The scales are a lot of people’s nemeses. Something they allow control their mood and life. A number some people use to determine their worth. That number tells you simply how much you weigh – it doesn’t reflect your personality, your mindset, your strength and your progress and it definitely does not determine your worth. Many people get down beat when they see an increase in weight and they let this affect their attitude towards their training. It comes before performance, mood and PBs – when really it should be bottom of this list and here’s why… Everybody has a set-weight range. This is why a size 10 can appear in many shapes and sizes. What is your 'set weight'?

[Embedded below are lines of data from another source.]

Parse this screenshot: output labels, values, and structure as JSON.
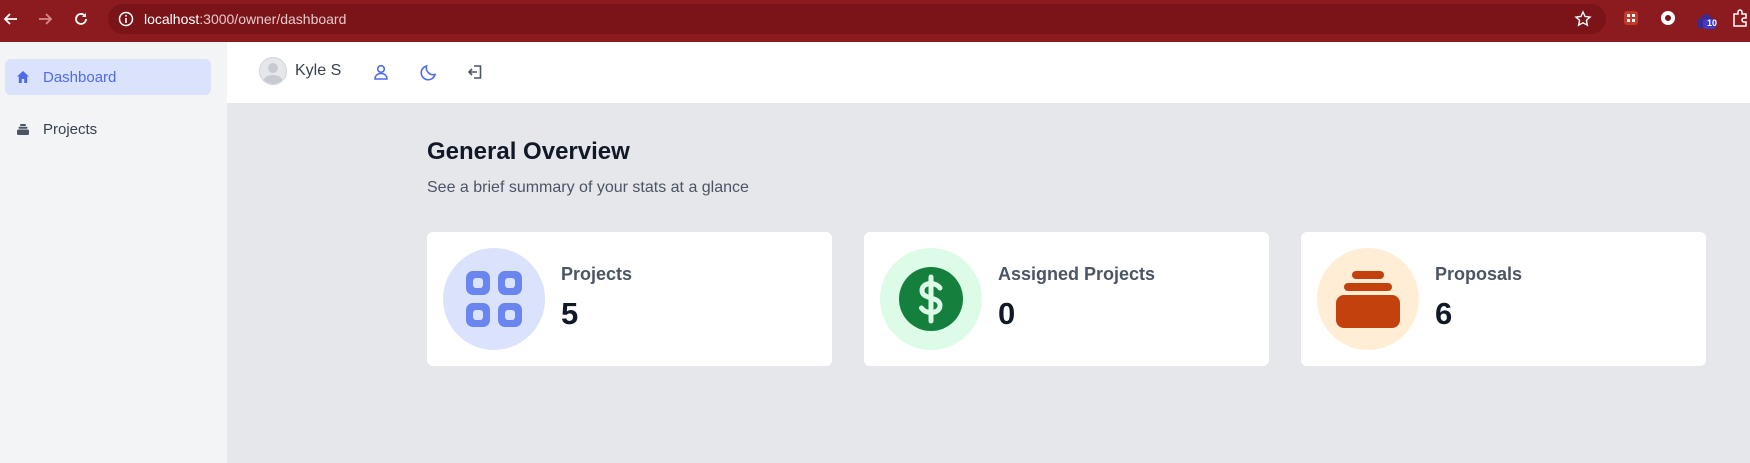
{
  "browser": {
    "url_host": "localhost",
    "url_rest": ":3000/owner/dashboard",
    "badge_count": "10"
  },
  "sidebar": {
    "items": [
      {
        "label": "Dashboard",
        "icon": "home-icon",
        "active": true
      },
      {
        "label": "Projects",
        "icon": "inbox-stack-icon",
        "active": false
      }
    ]
  },
  "header": {
    "user_name": "Kyle S",
    "icons": [
      "user-icon",
      "moon-icon",
      "logout-icon"
    ]
  },
  "main": {
    "title": "General Overview",
    "subtitle": "See a brief summary of your stats at a glance",
    "cards": [
      {
        "label": "Projects",
        "value": "5",
        "icon": "grid-icon",
        "circle_color": "#dbe2fb",
        "icon_color": "#6b85ee"
      },
      {
        "label": "Assigned Projects",
        "value": "0",
        "icon": "dollar-icon",
        "circle_color": "#dcfce7",
        "icon_color": "#15803d"
      },
      {
        "label": "Proposals",
        "value": "6",
        "icon": "stack-icon",
        "circle_color": "#ffedd5",
        "icon_color": "#c2410c"
      }
    ]
  }
}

Your set-weight is the weight range your body likes best and performs optimally at. It’s the weight you naturally maintain weight when you are not consciously dieting and the weight your body feels is balanced and happiest at. Now this weight isn’t one figure – it is a range – and can fluctuate between roughly 5-6KG (another reason not to beat yourself up on scales). Your body fluctuates across time, seasons, stress levels, hormone levels and living conditions and this is completely NORMAL. Your set-point weight is controlled by a part of the brain called the hypothalamus. This controls your metabolic efficiency - depending on eating and exercise habits – and maintains a comfortable weight and body fat percentage to perform optimally without any effort from you. This is of course when you eat intuitively and freely listening to your bodies hunger queues and rest signals. Pushing your body behind it's set-weight

When you push your body outside of its set-point range regardless of size, the body kicks into survival mode. When this happens you interrupt the natural process of the hypothalamus and your body fights to return to homeostasis (its natural state of balance). The results of this are not only poorer all round health but also potential weight gain (another red flag for fad-diets). Over long periods of severe dieting or restricting, your brain fights the threat of future dieting and prepares itself by raising your set-point weight, which is the bodies natural response when fearing starvation. This set-weight is pre-set in our DNA and is completely individual. So it is 100% ridiculous to believe societies theory that we are all meant to be “thin”. Body diversity exists because of science so healthy looks different for every one. Never compare yourself and your body to someone else’s as we are completely individual and what is healthy for one, is not necessarily healthy for another. There is no chart or BMI scale that can tell you your healthy range. The way to know is listen to your bodies cues and honour them – here you will be at your happiest and healthiest.